Long interval method, conventional cap attachment method, usually attaches a cap protruding about 5mm from the end of a colonoscope. This method provides a continuous visual field of the lumen direction, but has several disadvantages. The field of vision is affected by the cap. Feces or food remnant is easily impacted inside the cap causing black-out. Dirty water can come to the inside of the cap and prohibit clear observation. Finally, elongated forepart can cause trauma to the colonic mucosa, even perforation. Short interval method was developed to eliminate these disadvantages by attaching a cap protruding no more than 1mm from the end of a colonoscope. Short interval method provides continuous wide visual field of the lumen direction with markedly lowering the risk of fecal impaction, water filling, and mucosal trauma.
Keywords: Cap fitted colonoscopy; Cap; Colonoscopy; Short interval method
Abbreviation: CFC: Cap Fitted Colonoscopy; LIM: Long Interval Method; SIM: Short Interval Method
The principle of cap fitted colonoscopy (CFC) is keeping the end of the colonoscope a distance away from the colonic mucosa, so CFC can prevent red out caused by attachment of colonic mucosa to the camera of the colonoscope. Consequently, CFC provides a continuous visual field of the lumen direction. Another important point of CFC is that least air insufflation is possible during colonoscopy. With the cap, colonoscopists can anticipate to which the colonoscope should be advanced with much less air insufflation than non-CFC, so CFC potentially enables a more comfortable examination with fast cecal intubation. A study revealed that the limited use of low-air insufflation in the rectum and sigmoid colon shortened the cecal intubation time and decreased post-procedural abdominal bloating . For these reasons, CFC enables colonoscopists to achieve higher cecal intubation rate and shorter intubation time. Two metaanalyses studies demonstrated that higher cecal intubation rate was achieved with CFC than non-CFC [2,3]. Less-experienced colonoscopists could gain more benefit from CFC than experts . However, experts showed a shorter cecal intubation time with CFC also . Furthermore, CFC has shown faster cecal intubation in difficult situations, for example prior abdominal operation, old age, and poor bowel preparation .
Conventionally, CFC usually attaches a cap protruding about 5mm (Figure 1a). I would like to call this cap attachment method long interval method (LIM). LIM has several disadvantages. First, the field of vision is affected by the cap (Figure 1b). Colonoscopists should observe the colon through round opening of a cap compared the wide visual field of non-CFC. This method inevitably nARGHows the field of vision; roughly 18 % reduction compared to non-CFC (Figure 1b). Second, LIM provides a space for feces or food remnant to be impacted inside the cap. When there is fecal or food remnant impaction, colonoscopists cannot see anything because the camera of the colonoscope is covered by feces or food remnant (Figure 1c). In this situation, an assistant should inject water through a channel to resolve this problem; repeated bothersome activity. Additionally, dirty water can come to the inside of the cap and prohibit clear observation (Figure 1d). Finally, the elongated forepart can cause trauma to the colon mucosa, even perforation.

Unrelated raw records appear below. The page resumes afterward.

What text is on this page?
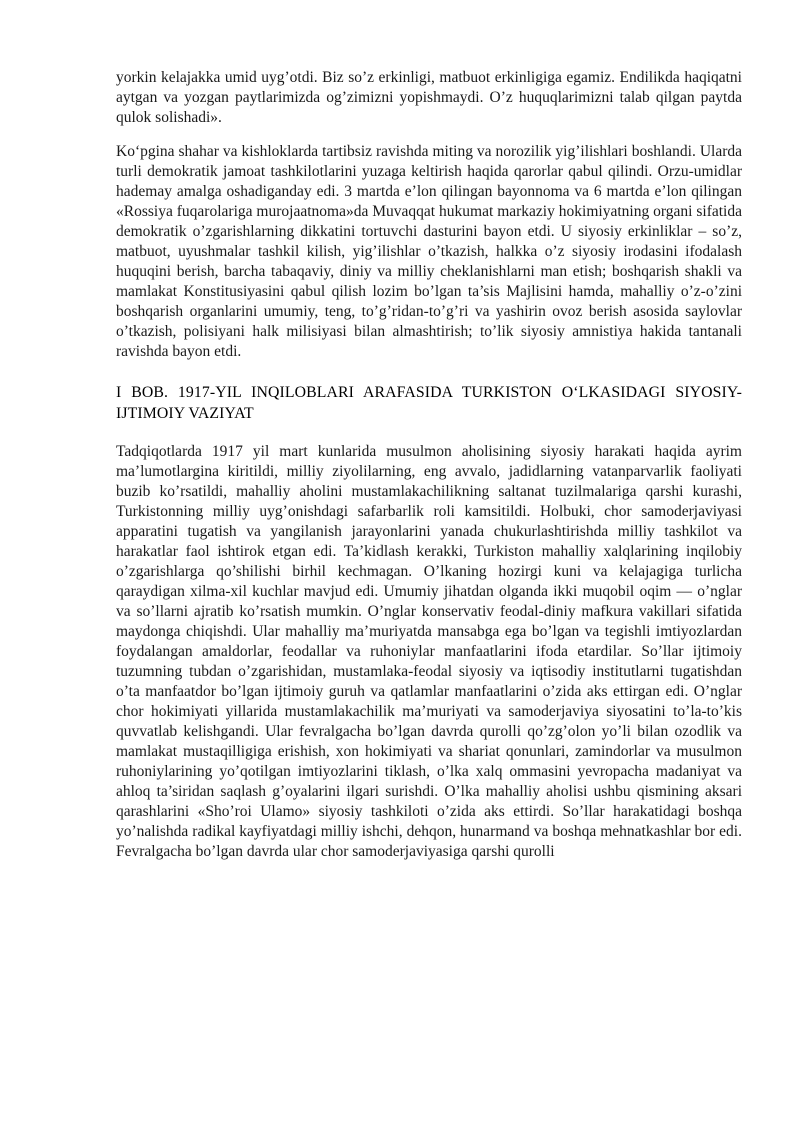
yorkin kelajakka umid uyg’otdi. Biz so’z erkinligi, matbuot erkinligiga egamiz. Endilikda haqiqatni aytgan va yozgan paytlarimizda og’zimizni yopishmaydi. O’z huquqlarimizni talab qilgan paytda qulok solishadi».

Koʻpgina shahar va kishloklarda tartibsiz ravishda miting va norozilik yig’ilishlari boshlandi. Ularda turli demokratik jamoat tashkilotlarini yuzaga keltirish haqida qarorlar qabul qilindi. Orzu-umidlar hademay amalga oshadiganday edi. 3 martda e’lon qilingan bayonnoma va 6 martda e’lon qilingan «Rossiya fuqarolariga murojaatnoma»da Muvaqqat hukumat markaziy hokimiyatning organi sifatida demokratik o’zgarishlarning dikkatini tortuvchi dasturini bayon etdi. U siyosiy erkinliklar – so’z, matbuot, uyushmalar tashkil kilish, yig’ilishlar o’tkazish, halkka o’z siyosiy irodasini ifodalash huquqini berish, barcha tabaqaviy, diniy va milliy cheklanishlarni man etish; boshqarish shakli va mamlakat Konstitusiyasini qabul qilish lozim bo’lgan ta’sis Majlisini hamda, mahalliy o’z-o’zini boshqarish organlarini umumiy, teng, to’g’ridan-to’g’ri va yashirin ovoz berish asosida saylovlar o’tkazish, polisiyani halk milisiyasi bilan almashtirish; to’lik siyosiy amnistiya hakida tantanali ravishda bayon etdi.

I BOB. 1917-YIL INQILOBLARI ARAFASIDA TURKISTON O‘LKASIDAGI SIYOSIY-IJTIMOIY VAZIYAT

Tadqiqotlarda 1917 yil mart kunlarida musulmon aholisining siyosiy harakati haqida ayrim ma’lumotlargina kiritildi, milliy ziyolilarning, eng avvalo, jadidlarning vatanparvarlik faoliyati buzib ko’rsatildi, mahalliy aholini mustamlakachilikning saltanat tuzilmalariga qarshi kurashi, Turkistonning milliy uyg’onishdagi safarbarlik roli kamsitildi. Holbuki, chor samoderjaviyasi apparatini tugatish va yangilanish jarayonlarini yanada chukurlashtirishda milliy tashkilot va harakatlar faol ishtirok etgan edi. Ta’kidlash kerakki, Turkiston mahalliy xalqlarining inqilobiy o’zgarishlarga qo’shilishi birhil kechmagan. O’lkaning hozirgi kuni va kelajagiga turlicha qaraydigan xilma-xil kuchlar mavjud edi. Umumiy jihatdan olganda ikki muqobil oqim — o’nglar va so’llarni ajratib ko’rsatish mumkin. O’nglar konservativ feodal-diniy mafkura vakillari sifatida maydonga chiqishdi. Ular mahalliy ma’muriyatda mansabga ega bo’lgan va tegishli imtiyozlardan foydalangan amaldorlar, feodallar va ruhoniylar manfaatlarini ifoda etardilar. So’llar ijtimoiy tuzumning tubdan o’zgarishidan, mustamlaka-feodal siyosiy va iqtisodiy institutlarni tugatishdan o’ta manfaatdor bo’lgan ijtimoiy guruh va qatlamlar manfaatlarini o’zida aks ettirgan edi. O’nglar chor hokimiyati yillarida mustamlakachilik ma’muriyati va samoderjaviya siyosatini to’la-to’kis quvvatlab kelishgandi. Ular fevralgacha bo’lgan davrda qurolli qo’zg’olon yo’li bilan ozodlik va mamlakat mustaqilligiga erishish, xon hokimiyati va shariat qonunlari, zamindorlar va musulmon ruhoniylarining yo’qotilgan imtiyozlarini tiklash, o’lka xalq ommasini yevropacha madaniyat va ahloq ta’siridan saqlash g’oyalarini ilgari surishdi. O’lka mahalliy aholisi ushbu qismining aksari qarashlarini «Sho’roi Ulamo» siyosiy tashkiloti o’zida aks ettirdi. So’llar harakatidagi boshqa yo’nalishda radikal kayfiyatdagi milliy ishchi, dehqon, hunarmand va boshqa mehnatkashlar bor edi. Fevralgacha bo’lgan davrda ular chor samoderjaviyasiga qarshi qurolli
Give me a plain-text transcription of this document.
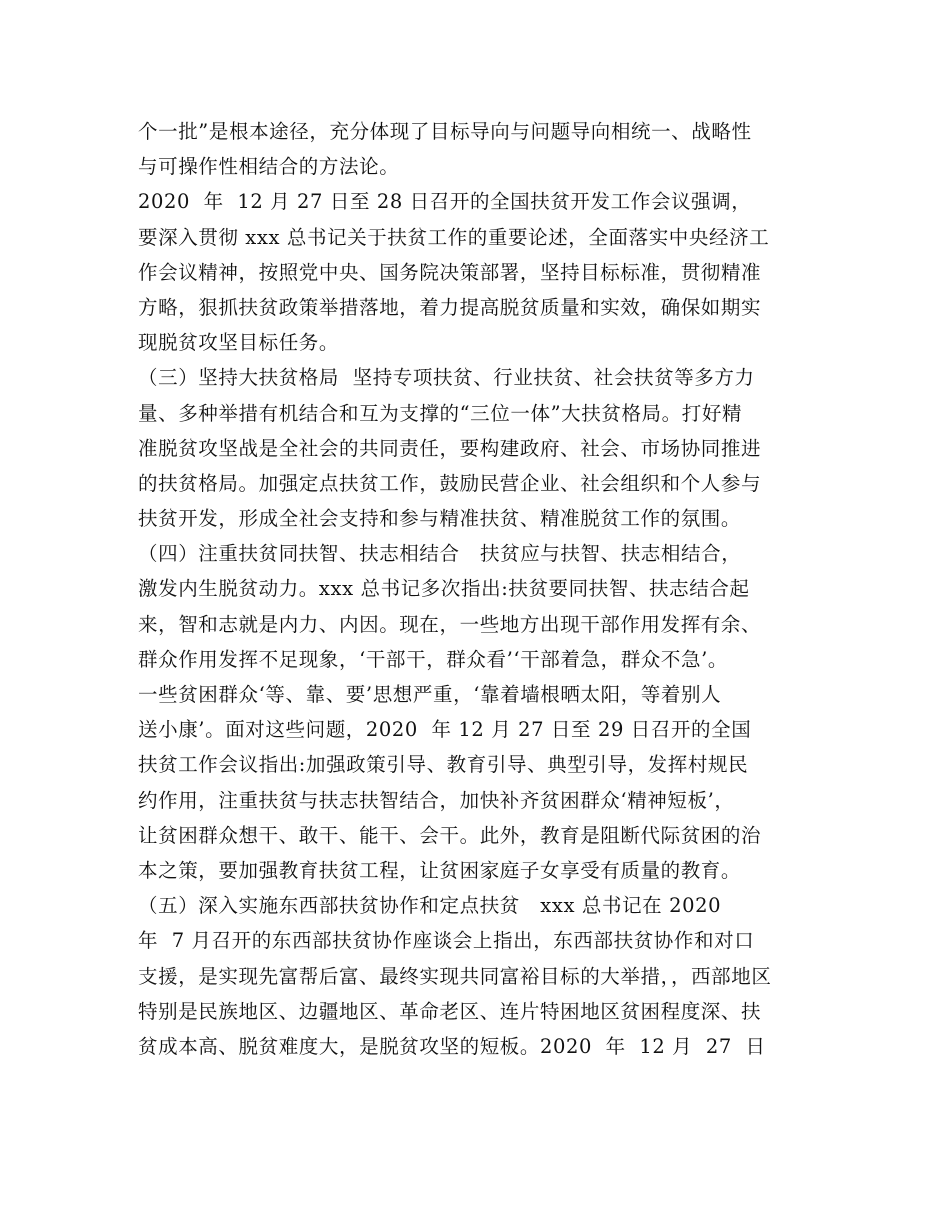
个一批”是根本途径，充分体现了目标导向与问题导向相统一、战略性
与可操作性相结合的方法论。
2020  年  12 月 27 日至 28 日召开的全国扶贫开发工作会议强调，
要深入贯彻 xxx 总书记关于扶贫工作的重要论述，全面落实中央经济工
作会议精神，按照党中央、国务院决策部署，坚持目标标准，贯彻精准
方略，狠抓扶贫政策举措落地，着力提高脱贫质量和实效，确保如期实
现脱贫攻坚目标任务。
（三）坚持大扶贫格局  坚持专项扶贫、行业扶贫、社会扶贫等多方力
量、多种举措有机结合和互为支撑的“三位一体”大扶贫格局。打好精
准脱贫攻坚战是全社会的共同责任，要构建政府、社会、市场协同推进
的扶贫格局。加强定点扶贫工作，鼓励民营企业、社会组织和个人参与
扶贫开发，形成全社会支持和参与精准扶贫、精准脱贫工作的氛围。
（四）注重扶贫同扶智、扶志相结合   扶贫应与扶智、扶志相结合，
激发内生脱贫动力。xxx 总书记多次指出:扶贫要同扶智、扶志结合起
来，智和志就是内力、内因。现在，一些地方出现干部作用发挥有余、
群众作用发挥不足现象，‘干部干，群众看’‘干部着急，群众不急’。
一些贫困群众‘等、靠、要’思想严重，‘靠着墙根晒太阳，等着别人
送小康’。面对这些问题，2020  年 12 月 27 日至 29 日召开的全国
扶贫工作会议指出:加强政策引导、教育引导、典型引导，发挥村规民
约作用，注重扶贫与扶志扶智结合，加快补齐贫困群众‘精神短板’，
让贫困群众想干、敢干、能干、会干。此外，教育是阻断代际贫困的治
本之策，要加强教育扶贫工程，让贫困家庭子女享受有质量的教育。
（五）深入实施东西部扶贫协作和定点扶贫   xxx 总书记在 2020
年  7 月召开的东西部扶贫协作座谈会上指出，东西部扶贫协作和对口
支援，是实现先富帮后富、最终实现共同富裕目标的大举措，，西部地区
特别是民族地区、边疆地区、革命老区、连片特困地区贫困程度深、扶
贫成本高、脱贫难度大，是脱贫攻坚的短板。2020  年  12 月  27  日
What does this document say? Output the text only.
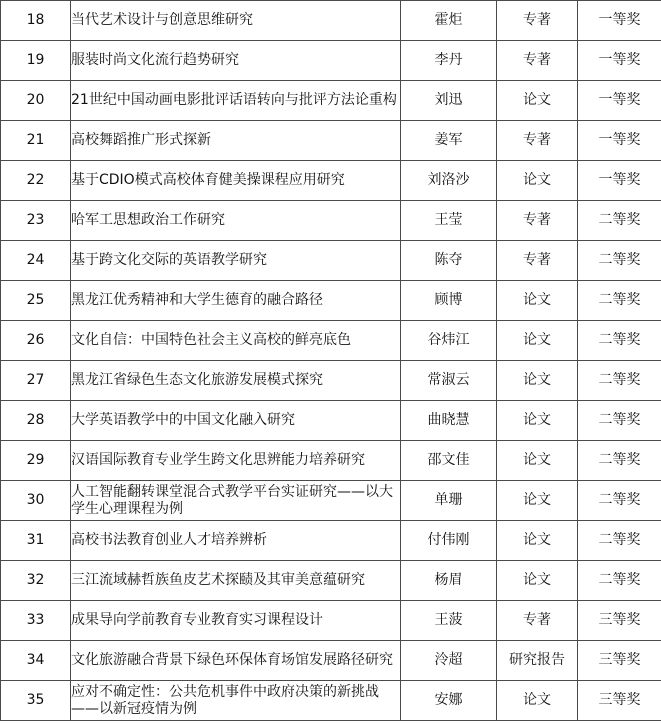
18	当代艺术设计与创意思维研究	霍炬	专著	一等奖
19	服装时尚文化流行趋势研究	李丹	专著	一等奖
20	21世纪中国动画电影批评话语转向与批评方法论重构	刘迅	论文	一等奖
21	高校舞蹈推广形式探新	姜军	专著	一等奖
22	基于CDIO模式高校体育健美操课程应用研究	刘洛沙	论文	一等奖
23	哈军工思想政治工作研究	王莹	专著	二等奖
24	基于跨文化交际的英语教学研究	陈夺	专著	二等奖
25	黑龙江优秀精神和大学生德育的融合路径	顾博	论文	二等奖
26	文化自信：中国特色社会主义高校的鲜亮底色	谷炜江	论文	二等奖
27	黑龙江省绿色生态文化旅游发展模式探究	常淑云	论文	二等奖
28	大学英语教学中的中国文化融入研究	曲晓慧	论文	二等奖
29	汉语国际教育专业学生跨文化思辨能力培养研究	邵文佳	论文	二等奖
30	人工智能翻转课堂混合式教学平台实证研究——以大学生心理课程为例	单珊	论文	二等奖
31	高校书法教育创业人才培养辨析	付伟刚	论文	二等奖
32	三江流域赫哲族鱼皮艺术探赜及其审美意蕴研究	杨眉	论文	二等奖
33	成果导向学前教育专业教育实习课程设计	王菠	专著	三等奖
34	文化旅游融合背景下绿色环保体育场馆发展路径研究	泠超	研究报告	三等奖
35	应对不确定性：公共危机事件中政府决策的新挑战——以新冠疫情为例	安娜	论文	三等奖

To eliminate these disadvantages, short interval method (SIM) was devised . The gist of SIM is the short interval between the end of the endoscope and the end of the cap. When the interval is no more than 1mm (Figure 2a), the field of vision is rarely affected; same to the field of vision of non-CFC (Figure 2b). Cap protrusion of no more than 1mm length provides nearly no space, so feces cannot be impacted, and water cannot be filled easily. About 1mm elongation of the forepart of the colonoscope rarely causes
mucosal trauma when a colonoscope rotates. SIM maintains the most important advantage of CFC. SIM provides a continuous visual field of the lumen direction (Figure 2c). Therefore, SIM makes advanced colonoscopy techniques performed more easily by obtaining continuous wide visual field and eliminating the disadvantages of LIM. The union of SIM and slalom technique, SIM-slalom technique, produces easy and faster cecal intubation due to non-blind advance through folds (Figure 3) . The union of SIM and sliding technique, SIM-sliding technique, also shows high performance when a colonoscope passes through seriously twisted or bending segments (Figure 4).
There are a few ways to use caps for regular colonoscopy or special procedures. The interval between the end of the cap and the end of the colonoscope is a decisive factor for acquiring the specific purpose of the usage of a cap in each procedure. SIM appears to be a reasonable choice for regular colonoscopy because of the continuous visual field of the lumen direction, wide field of vision: same to that of non-CFC, nearly no fecal impaction and no water filling, and markedly low probability of mucosal trauma.